Investigators examined the association of survival outcomes after breast cancer diagnosis and adherence to a diabetes risk-reduction diet (DRRD), which emphasizes nine dietary components — higher intake of cereal fiber, coffee, nuts, whole fruits and polyunsaturated vs. saturated fat; and lower intakes of trans fat, red meat, and sugar-sweetened beverages and fruit juices.
The analysis included 8,320 women with stage I to stage III breast cancer who participated in the Nurses’ Health Study between 1980 and 2014 and the Nurses’ Health Study II between 1991 and 2015.
Researchers validated information on diet and other covariates through follow-up questionnaires once every 2 to 4 years. They used Cox proportional hazards models to assess breast cancer-specific and all-cause mortality.
Compared with women in the lowest quintile of DRRD score, women in the highest quintile had higher median individual income ($50,046 vs. $47,627), were more likely to use postmenopausal hormone therapy (53% vs. 46%) and were more likely to be physically active and lean (mean BMI, 24.8 kg/m² vs. 26.9 kg/m²). Women in the highest and lowest quintiles were similar with regard to mean age at diagnosis (57 years vs. 56 years) and race (white, 97% vs. 96%).
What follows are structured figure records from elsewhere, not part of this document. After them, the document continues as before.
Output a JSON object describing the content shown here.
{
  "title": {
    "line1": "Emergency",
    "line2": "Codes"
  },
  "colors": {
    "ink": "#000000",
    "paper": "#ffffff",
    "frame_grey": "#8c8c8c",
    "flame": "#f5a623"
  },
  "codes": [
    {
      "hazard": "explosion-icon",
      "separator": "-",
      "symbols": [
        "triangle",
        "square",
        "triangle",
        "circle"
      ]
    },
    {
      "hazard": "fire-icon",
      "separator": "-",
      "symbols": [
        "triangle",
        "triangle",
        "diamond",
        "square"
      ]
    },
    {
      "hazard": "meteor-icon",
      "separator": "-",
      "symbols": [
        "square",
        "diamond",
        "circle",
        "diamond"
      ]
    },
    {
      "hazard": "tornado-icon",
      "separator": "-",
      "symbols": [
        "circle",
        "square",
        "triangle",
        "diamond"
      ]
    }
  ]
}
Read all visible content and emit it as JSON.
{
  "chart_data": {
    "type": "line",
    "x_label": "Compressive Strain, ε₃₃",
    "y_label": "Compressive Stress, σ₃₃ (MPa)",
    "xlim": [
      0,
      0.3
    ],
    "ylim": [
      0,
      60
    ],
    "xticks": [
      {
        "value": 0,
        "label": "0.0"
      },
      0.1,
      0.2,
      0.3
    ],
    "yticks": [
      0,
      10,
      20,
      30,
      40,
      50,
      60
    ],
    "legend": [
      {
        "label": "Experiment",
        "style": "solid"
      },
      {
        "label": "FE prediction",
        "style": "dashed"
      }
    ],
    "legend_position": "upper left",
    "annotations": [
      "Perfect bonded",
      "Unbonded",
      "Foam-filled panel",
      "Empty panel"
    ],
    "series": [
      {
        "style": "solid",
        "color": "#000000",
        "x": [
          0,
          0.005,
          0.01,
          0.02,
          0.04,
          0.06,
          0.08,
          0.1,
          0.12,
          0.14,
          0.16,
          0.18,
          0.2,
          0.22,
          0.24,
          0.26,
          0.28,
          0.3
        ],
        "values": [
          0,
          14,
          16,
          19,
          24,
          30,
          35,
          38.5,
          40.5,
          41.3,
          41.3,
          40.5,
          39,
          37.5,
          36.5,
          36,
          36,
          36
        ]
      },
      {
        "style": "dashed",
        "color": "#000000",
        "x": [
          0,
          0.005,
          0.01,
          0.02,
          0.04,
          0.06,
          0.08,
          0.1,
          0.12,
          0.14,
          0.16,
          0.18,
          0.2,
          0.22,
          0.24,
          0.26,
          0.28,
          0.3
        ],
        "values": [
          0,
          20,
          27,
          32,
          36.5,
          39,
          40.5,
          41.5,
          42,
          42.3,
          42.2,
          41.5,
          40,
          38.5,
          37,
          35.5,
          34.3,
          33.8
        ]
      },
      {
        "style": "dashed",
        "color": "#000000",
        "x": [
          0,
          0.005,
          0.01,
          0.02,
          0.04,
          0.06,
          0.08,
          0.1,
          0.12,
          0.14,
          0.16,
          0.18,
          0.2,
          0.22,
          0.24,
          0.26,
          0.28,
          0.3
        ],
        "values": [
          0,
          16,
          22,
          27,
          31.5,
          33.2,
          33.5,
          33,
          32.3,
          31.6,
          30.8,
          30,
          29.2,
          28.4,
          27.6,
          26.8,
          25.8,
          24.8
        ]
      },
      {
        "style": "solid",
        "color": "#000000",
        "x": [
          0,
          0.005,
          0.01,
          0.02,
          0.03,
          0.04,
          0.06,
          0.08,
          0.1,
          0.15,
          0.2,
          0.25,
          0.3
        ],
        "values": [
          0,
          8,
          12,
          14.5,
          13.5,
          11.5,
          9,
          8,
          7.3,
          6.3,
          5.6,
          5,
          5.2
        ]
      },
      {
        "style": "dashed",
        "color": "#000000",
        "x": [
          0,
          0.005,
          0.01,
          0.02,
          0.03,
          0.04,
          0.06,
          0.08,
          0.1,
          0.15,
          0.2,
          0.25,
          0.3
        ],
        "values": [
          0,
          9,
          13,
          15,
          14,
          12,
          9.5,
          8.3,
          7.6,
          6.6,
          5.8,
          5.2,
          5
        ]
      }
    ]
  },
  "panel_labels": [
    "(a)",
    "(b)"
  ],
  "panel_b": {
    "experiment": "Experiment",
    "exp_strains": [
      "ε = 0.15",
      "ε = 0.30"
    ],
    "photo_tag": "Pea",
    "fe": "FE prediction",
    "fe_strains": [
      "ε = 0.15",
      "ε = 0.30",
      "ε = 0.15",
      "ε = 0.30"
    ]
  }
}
At a median follow-up of 13 years, 2,146 women had died, including 948 due to breast cancer.
Results of multivariable-adjusted models showed that women with higher post-diagnosis DRRD scores had a 13% lower risk for breast cancer-specific mortality (HR = 0.87) and a 31% lower risk for all-cause mortality (HR = 0.69; P < .0001 for trend).
When researchers looked at changes in mortality before and after breast cancer diagnosis, they found that women who improved their DRRD scores from lower to higher quintiles had a 20% lower risk for breast cancer-specific mortality (HR = 0.8) and a 14% lower risk for all-cause mortality (HR = 0.86) compared with women who consistently had lower scores. In addition, women who maintained a high DRRD score had an 18% lower risk for all-cause mortality (HR = 0.82).
Mortality did not differ based upon breast tumor ER status or stage, according to Wang.
“Our study had multiple strengths, including the fact that we prospectively evaluated the DRRD scores every 4 years before and after diagnosis, we had a large cohort of breast cancer survivors with a long duration of follow-up, and we adjusted for comprehensive time-varying predictors of breast cancer survival during both the pre- and post-diagnostic period,” Wang said. “However, our study also had several limitations, including the predominantly white and educated population, and the dietary measurement error and residual confounding were not avoidable. We also admit that we had limited statistical power for ER-negative tumor analysis.”